In continuation of my update on Fluconazole
Fluconazole use in pregnancy seems not to be associated with significantly increased risks of stillbirth or neonatal death, according to a research letter published in the June 12 issue of the Journal of the American Medical Association.
Björn Pasternak, M.D., Ph.D., from the Karolinska Institutet in Stockholm, and colleagues examined whether fluconazole use during pregnancy is associated with stillbirth and neonatal death. The authors used nationwide register data to identify all pregnancies with singleton live births and stillbirths in Sweden and Norway. A total of 10,669 exposed and 106,690 unexposed pregnancies from a cohort of 1,485,316 pregnancies were included in the matched analysis of stillbirth, and 10,640 exposed and 106,387 unexposed pregnancies were included in the matched analysis of neonatal death.

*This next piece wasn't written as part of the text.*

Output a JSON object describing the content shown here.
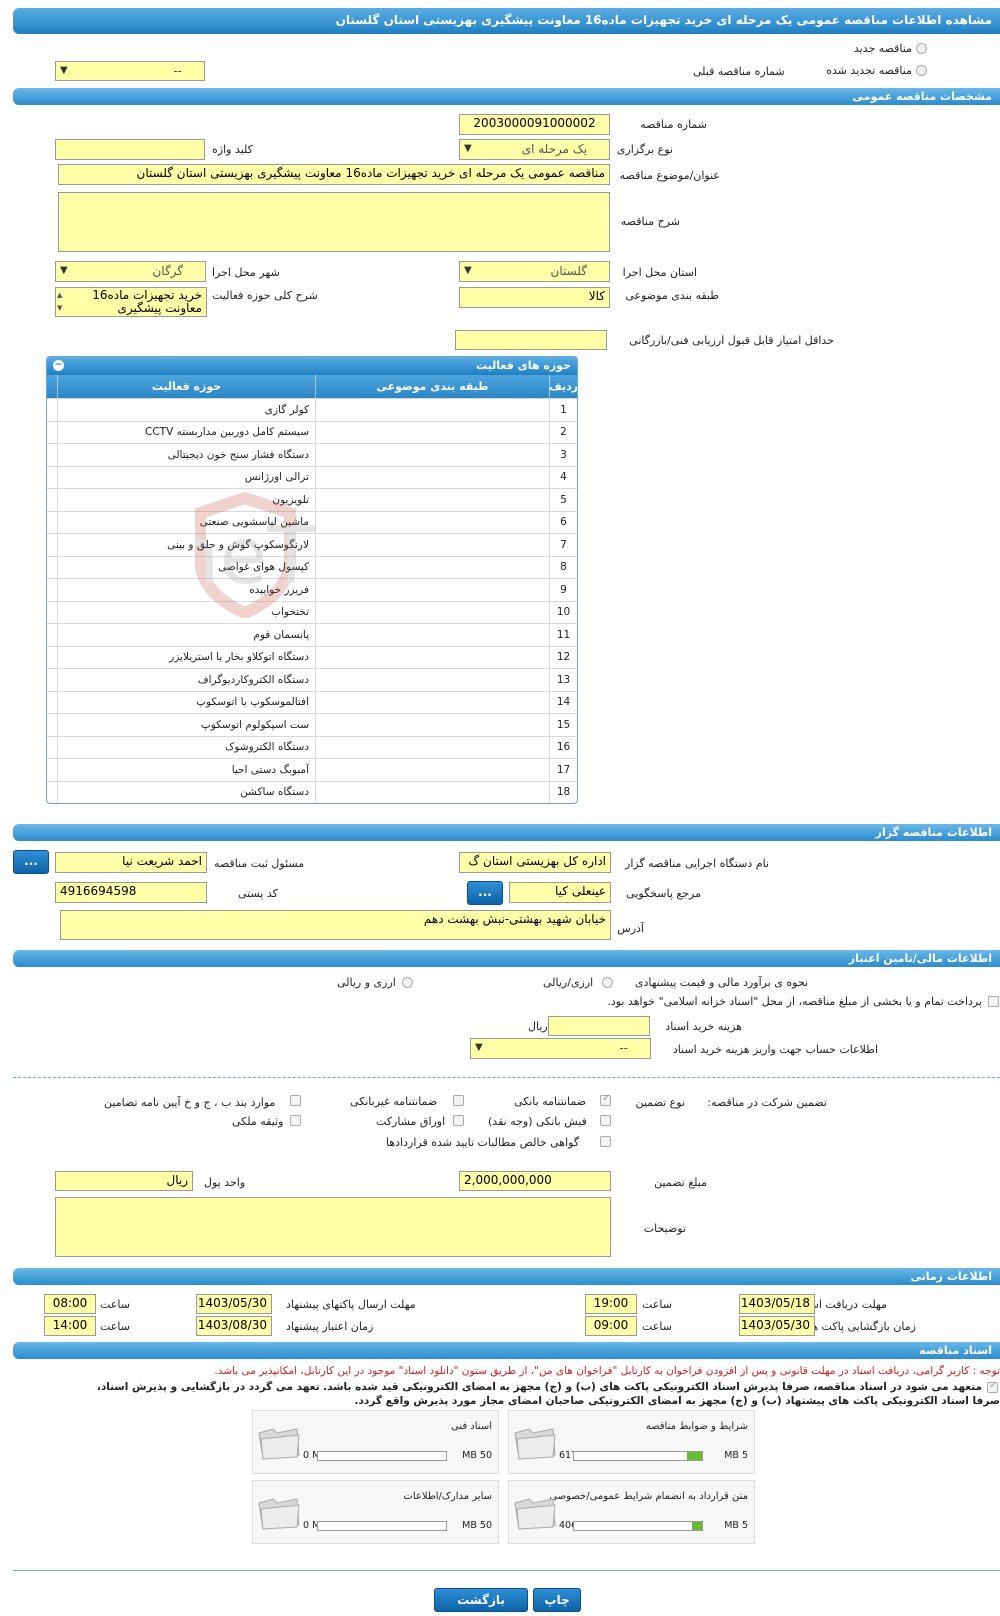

The researchers found that there were 2.7 and 3.6 stillbirths per 1,000 exposed and unexposed pregnancies, respectively (hazard ratio, 0.76; 95 percent confidence interval, 0.52 to 1.1) and 1.2 and 1.7 neonatal deaths per 1,000 exposed and unexposed pregnancies, respectively (risk ratio, 0.73; 95 percent confidence interval, 0.42 to 1.29). Similar results were seen for doses of 300 mg or less and more than 300 mg.
"Although the data on fluconazole use in pregnancy suggest no increased risk of stillbirth, additional studies should be conducted and the collective body of data scrutinized by drug authorities before recommendations to guide clinical decision making are made, and weighed against the benefits of therapy," the authors write.